The core problem remains the same: consumption does not scale with wealth. If we limit taxes go a handful of goods and services, then demand is just going to shift to something else. Consumption taxes give billionaires the option to drastically reduce their tax burden by consuming less. The lifestyle of someone with a $20 million net worth is not that much worse than someone with a $2 billion net worth.

1 comments

> Most high end private planes are the same models as regional jets (e.g. Embraer ERJ line), so a tax on them would still be mostly impacting normal folks' plane tickets.

Planes are the things airlines buy, not the things economy passengers buy. If you're conceding that taxes corporations pay get passed on to consumers then what does that imply about corporate income tax?

Also, poor people don't generally buy a lot of air travel.

> Consumption taxes give billionaires the option to drastically reduce their tax burden by consuming less.

Isn't that what we want? An incentive for the money to go to creating jobs or charitable donations rather than private jets and third mansions?

Correct, corporate tax rates are generally regressive in their effect.

Building jets and houses creates jobs though. A more likely outcome of a consumption tax is that wealthy people simply spend less.

> Correct, corporate tax rates are generally regressive in their effect.

Corporations can be shell companies.
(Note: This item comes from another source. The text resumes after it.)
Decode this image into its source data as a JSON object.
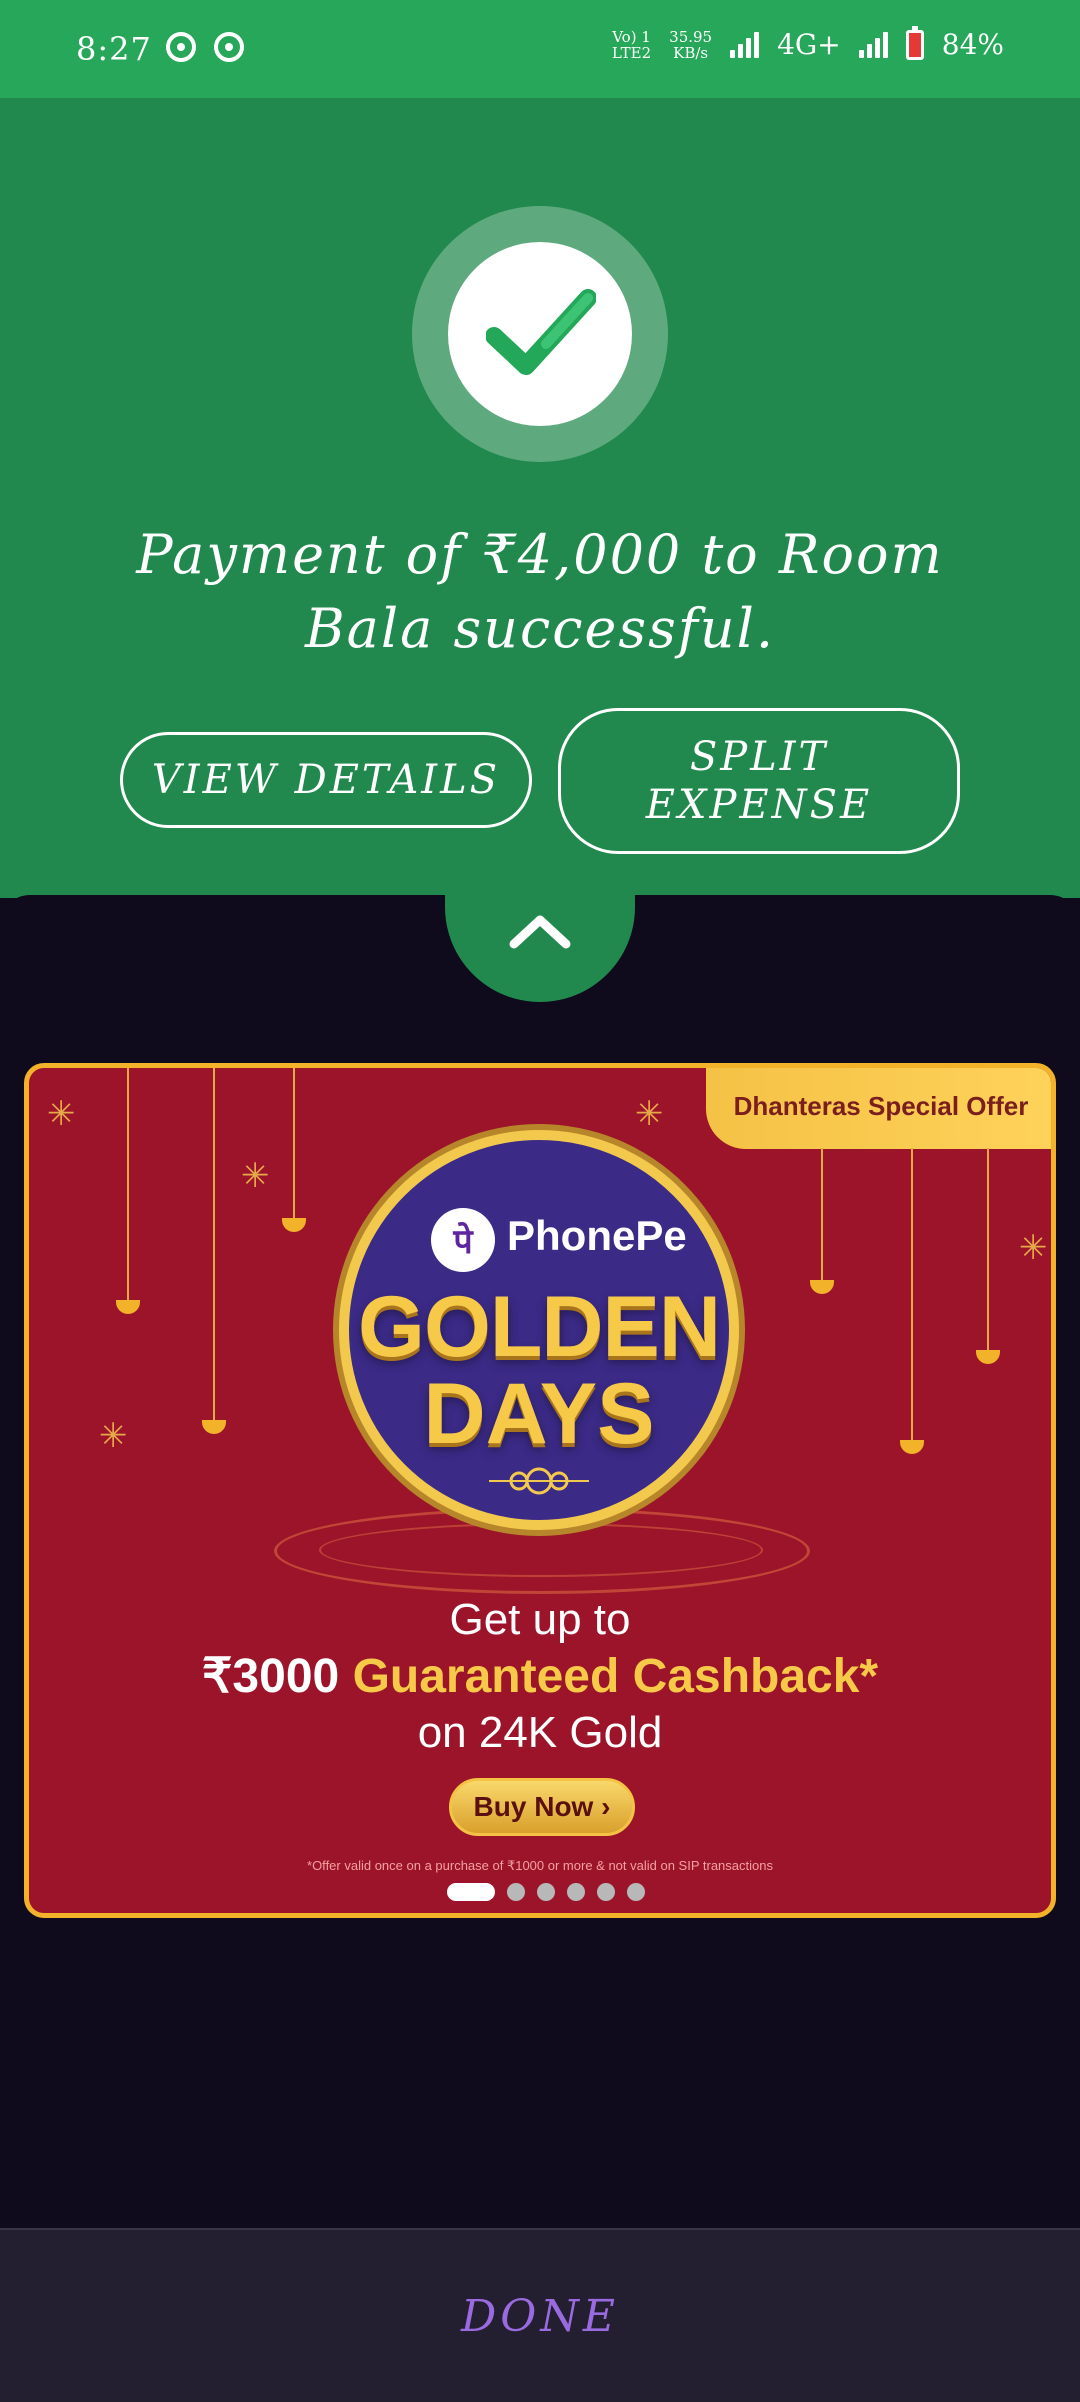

Whatever rate or tax you want to be applied to "the rich" has to be at least that high on corporations or "the rich" would just put their money inside a corporation and pay the lower tax. So it turns out all taxes are "regressive" at which point you might as well use the the simple, uniform, less distortionary ones (e.g. VAT) and then achieve different effective rates via transfer payments, the most efficient of which is a UBI.

> Building jets and houses creates jobs though.

That's assuming they're building houses instead of buying up the existing stock while restrictive zoning prevents more from being built. Moreover, jobs building private jets or satisfying other hedonistic consumption are less helpful than jobs building battery factories or growing food, even if they did employ the same number of people.

> A more likely outcome of a consumption tax is that wealthy people simply spend less.

The reason wealthy people don't spend most of their income is that they already buy whatever they want and then still have money left over. Bill Gates isn't going to buy an economy car instead of a luxury car over a sales tax.